I
I
Пальмы, дома, кактусовые изгороди медленнее поплыли в окне, поползли, остановились. Вагон дернулся — все попадали друг на друга 4-и окончательно замер. Отец, насупившись, поднял чемоданы; мать прижала к себе Марию; Тотота схватила за руку Диего.
— Наконец-то! — донесся веселый голос из конца вагона. — У меня прямо в горле пересохло, пока дождался!
— Рафаэлито! — заорал отец. Мать и Тотота заулыбались. Протолкавшись сквозь встречный поток пассажиров, дядя Рафаэль, долговязый, тощий, дурашливый, изо всех сил хлопнул старшего брата по спине, расцеловал ручки женщинам, исколол своей щетиной щеки племяннику. Судя по красным глазам, по запаху изо рта, он все же успел промочить горло.
Потом шли в толпе за носильщиком, покрикивавшим: «Берегись — расшибу!» — шли так долго, что мальчик подумал со страхом, что никогда уже им не выбраться из этой сплошной мешанины ног, туловищ, баулов, узлов, плетеных корзин. Столько народу разом ему не случалось видеть даже в дни гулянья возле прудов! Но вот стало легче дышать. Семья остановилась на привокзальной площади перед извозчичьей пролеткой, явно неспособной всех вместить. Дядя, прикладывая руку к груди, клялся, что они с Диегито отлично пройдутся пешком.
Наконец уложили вещи, усадили мать с сестренкой, Тототу. Отец устроился на козлах рядом с извозчиком, который спустил желтый флажок, означавший «свободен», и лениво взмахнул бичом. Пролетка тронулась, открывая блестящую, как новенький песо, статую на пьедестале из розового и белого камня. «Недавно поставили», — кивнул дядя в сторону памятника, но Диего и сам уже разобрал надпись на медной доске:
ХРИСТОФОРУ КОЛУМБУ
В четырехсотлетнюю годовщину открытия Америки
1492–1892
Еле поспевая за дядей, шагал он по пыльной улице Мина, плоской и прямой, как линейка. И это столица?.. Два ряда бесцветных приземистых зданий тянутся, уменьшаясь, куда-то вдаль. Пара мулов тащит по рельсам обшарпанный трамвайный вагончик. Вправо и влево отходят улицы и переулки — тоже прямые, грязные, со сточной канавой посередине… Гуанахуатские улички припомнились ему: как они извиваются, карабкаются, ныряют, какие там громоздятся дома, непохожие один на другой; припомнились холмы, что вздымаются среди разноцветных крыш, да и сами то и дело меняют окраску — то они голубые, то бурые, то розовые. А здесь все было выцветшее, однообразное. Равнодушные лица плыли навстречу, поглядывали, зевая, из окон.

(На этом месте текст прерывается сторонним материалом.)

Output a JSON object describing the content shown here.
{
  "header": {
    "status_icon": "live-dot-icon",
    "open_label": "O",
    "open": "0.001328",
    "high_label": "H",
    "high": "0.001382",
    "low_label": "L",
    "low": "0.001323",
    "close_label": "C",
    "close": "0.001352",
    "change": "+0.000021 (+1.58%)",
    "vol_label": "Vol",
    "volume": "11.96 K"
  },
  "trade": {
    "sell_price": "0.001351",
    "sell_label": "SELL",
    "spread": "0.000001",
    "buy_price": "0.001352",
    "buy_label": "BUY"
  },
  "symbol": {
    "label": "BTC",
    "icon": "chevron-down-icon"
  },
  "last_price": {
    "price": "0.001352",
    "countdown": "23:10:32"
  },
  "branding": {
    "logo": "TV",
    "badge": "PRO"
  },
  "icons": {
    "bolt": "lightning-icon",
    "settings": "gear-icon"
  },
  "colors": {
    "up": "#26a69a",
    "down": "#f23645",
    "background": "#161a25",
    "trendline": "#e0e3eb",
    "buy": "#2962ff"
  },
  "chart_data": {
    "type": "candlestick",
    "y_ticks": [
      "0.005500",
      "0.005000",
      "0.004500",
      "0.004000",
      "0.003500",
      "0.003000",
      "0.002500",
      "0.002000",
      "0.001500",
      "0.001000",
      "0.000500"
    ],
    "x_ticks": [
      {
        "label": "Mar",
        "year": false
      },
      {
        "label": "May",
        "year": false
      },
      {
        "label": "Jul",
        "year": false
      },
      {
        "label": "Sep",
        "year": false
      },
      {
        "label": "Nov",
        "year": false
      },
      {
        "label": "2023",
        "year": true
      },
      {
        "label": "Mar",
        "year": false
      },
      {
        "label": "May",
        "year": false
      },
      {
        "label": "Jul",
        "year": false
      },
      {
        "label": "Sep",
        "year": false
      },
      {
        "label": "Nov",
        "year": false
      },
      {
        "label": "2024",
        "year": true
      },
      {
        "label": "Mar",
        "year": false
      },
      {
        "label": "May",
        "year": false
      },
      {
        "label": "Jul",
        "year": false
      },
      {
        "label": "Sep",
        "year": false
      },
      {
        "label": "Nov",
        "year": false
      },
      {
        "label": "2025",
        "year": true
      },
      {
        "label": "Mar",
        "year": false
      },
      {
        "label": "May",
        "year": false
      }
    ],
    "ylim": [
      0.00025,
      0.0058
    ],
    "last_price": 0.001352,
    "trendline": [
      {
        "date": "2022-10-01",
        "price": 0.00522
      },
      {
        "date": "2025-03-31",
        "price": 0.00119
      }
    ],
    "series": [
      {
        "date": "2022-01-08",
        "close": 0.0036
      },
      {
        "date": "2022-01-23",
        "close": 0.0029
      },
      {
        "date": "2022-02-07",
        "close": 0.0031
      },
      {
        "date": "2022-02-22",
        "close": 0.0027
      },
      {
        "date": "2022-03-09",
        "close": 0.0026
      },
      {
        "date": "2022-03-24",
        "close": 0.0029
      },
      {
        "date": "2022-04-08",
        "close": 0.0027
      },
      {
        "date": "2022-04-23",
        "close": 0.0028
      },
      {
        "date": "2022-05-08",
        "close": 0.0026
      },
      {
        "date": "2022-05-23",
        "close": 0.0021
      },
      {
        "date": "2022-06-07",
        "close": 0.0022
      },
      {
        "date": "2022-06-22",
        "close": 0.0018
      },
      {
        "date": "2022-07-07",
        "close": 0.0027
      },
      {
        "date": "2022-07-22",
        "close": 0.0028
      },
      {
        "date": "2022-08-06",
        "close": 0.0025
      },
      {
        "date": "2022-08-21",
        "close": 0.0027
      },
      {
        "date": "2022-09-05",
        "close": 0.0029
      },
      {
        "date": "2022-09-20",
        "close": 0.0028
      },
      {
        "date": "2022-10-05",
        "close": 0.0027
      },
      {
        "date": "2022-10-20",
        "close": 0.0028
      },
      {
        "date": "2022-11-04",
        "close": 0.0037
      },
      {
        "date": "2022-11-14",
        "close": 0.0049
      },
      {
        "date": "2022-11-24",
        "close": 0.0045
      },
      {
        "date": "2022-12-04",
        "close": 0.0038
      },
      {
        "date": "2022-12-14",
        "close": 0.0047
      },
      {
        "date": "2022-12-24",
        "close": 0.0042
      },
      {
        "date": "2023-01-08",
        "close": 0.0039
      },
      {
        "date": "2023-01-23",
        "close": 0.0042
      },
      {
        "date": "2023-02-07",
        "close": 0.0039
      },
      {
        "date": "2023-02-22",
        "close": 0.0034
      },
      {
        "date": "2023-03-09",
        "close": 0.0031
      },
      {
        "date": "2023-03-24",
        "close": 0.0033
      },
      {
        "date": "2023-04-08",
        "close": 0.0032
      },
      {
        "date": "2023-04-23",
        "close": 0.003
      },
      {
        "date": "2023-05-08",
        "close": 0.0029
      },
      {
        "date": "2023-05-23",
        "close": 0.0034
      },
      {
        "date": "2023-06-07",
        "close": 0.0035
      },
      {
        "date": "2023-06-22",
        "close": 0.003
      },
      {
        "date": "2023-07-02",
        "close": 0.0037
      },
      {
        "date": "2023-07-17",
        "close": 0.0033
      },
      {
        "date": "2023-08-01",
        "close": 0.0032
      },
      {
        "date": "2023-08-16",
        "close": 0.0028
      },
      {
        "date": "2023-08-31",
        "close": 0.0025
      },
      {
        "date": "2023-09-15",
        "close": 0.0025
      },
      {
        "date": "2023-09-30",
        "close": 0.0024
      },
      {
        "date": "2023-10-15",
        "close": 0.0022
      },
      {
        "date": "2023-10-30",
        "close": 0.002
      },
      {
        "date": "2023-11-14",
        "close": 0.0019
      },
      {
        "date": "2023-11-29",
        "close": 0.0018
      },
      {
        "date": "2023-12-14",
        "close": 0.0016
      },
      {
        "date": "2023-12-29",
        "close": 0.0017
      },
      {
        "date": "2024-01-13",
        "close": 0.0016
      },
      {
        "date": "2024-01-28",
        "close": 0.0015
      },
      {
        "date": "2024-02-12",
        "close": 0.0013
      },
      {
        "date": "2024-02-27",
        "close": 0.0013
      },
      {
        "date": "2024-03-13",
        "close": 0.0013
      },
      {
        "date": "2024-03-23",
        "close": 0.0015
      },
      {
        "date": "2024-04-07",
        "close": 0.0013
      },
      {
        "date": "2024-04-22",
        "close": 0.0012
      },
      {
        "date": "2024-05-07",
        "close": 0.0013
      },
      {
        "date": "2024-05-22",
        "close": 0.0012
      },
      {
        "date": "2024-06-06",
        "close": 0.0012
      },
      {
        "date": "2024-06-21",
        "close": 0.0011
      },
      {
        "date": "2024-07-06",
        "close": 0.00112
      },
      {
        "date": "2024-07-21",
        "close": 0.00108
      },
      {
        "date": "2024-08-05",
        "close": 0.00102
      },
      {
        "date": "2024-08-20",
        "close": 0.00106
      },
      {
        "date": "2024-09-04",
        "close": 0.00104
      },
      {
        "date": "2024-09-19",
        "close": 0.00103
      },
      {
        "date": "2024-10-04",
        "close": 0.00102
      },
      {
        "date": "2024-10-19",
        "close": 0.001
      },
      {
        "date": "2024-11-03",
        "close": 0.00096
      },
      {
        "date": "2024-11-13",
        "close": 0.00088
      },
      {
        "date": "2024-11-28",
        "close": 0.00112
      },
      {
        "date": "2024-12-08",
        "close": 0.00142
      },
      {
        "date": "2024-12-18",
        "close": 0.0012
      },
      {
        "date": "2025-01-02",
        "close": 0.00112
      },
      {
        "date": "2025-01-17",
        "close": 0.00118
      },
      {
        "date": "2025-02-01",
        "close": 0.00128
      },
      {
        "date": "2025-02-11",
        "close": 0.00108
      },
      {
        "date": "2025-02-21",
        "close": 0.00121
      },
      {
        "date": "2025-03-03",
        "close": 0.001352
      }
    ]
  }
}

Внезапно дядя остановился — Диего чуть не налетел на него — и, попросив обождать минутку, скрылся за дверью под вывеской «Пулькерия». Этот дом отличался от соседних. На фасаде у него нарисованы были цветы, женщины, пистолеты, и сквозь окна виднелись еще какие-то изображения на стенах комнат… Но тут появился дядя, утирая губы, и они двинулись дальше.
Завидев другую такую же вывеску, Диего прибавил шагу и остановился первым, так что на этот раз, пока дядя вернулся, он успел рассмотреть через окна гораздо больше. Стены и тут оказались расписанными сверху донизу, с потолка свисали бумажные гирлянды, а за прилавком на полках рядами стояли темные фляги самых причудливых форм и прозрачные бутыли, в которых мерцала жидкость — рубиновая, зеленая, золотистая. И люди, толпившиеся у стойки, сидевшие за столиками, отличались от тех, на улице, — они кричали, хохотали, пели и чокались так, что стаканы едва не разлетались вдребезги.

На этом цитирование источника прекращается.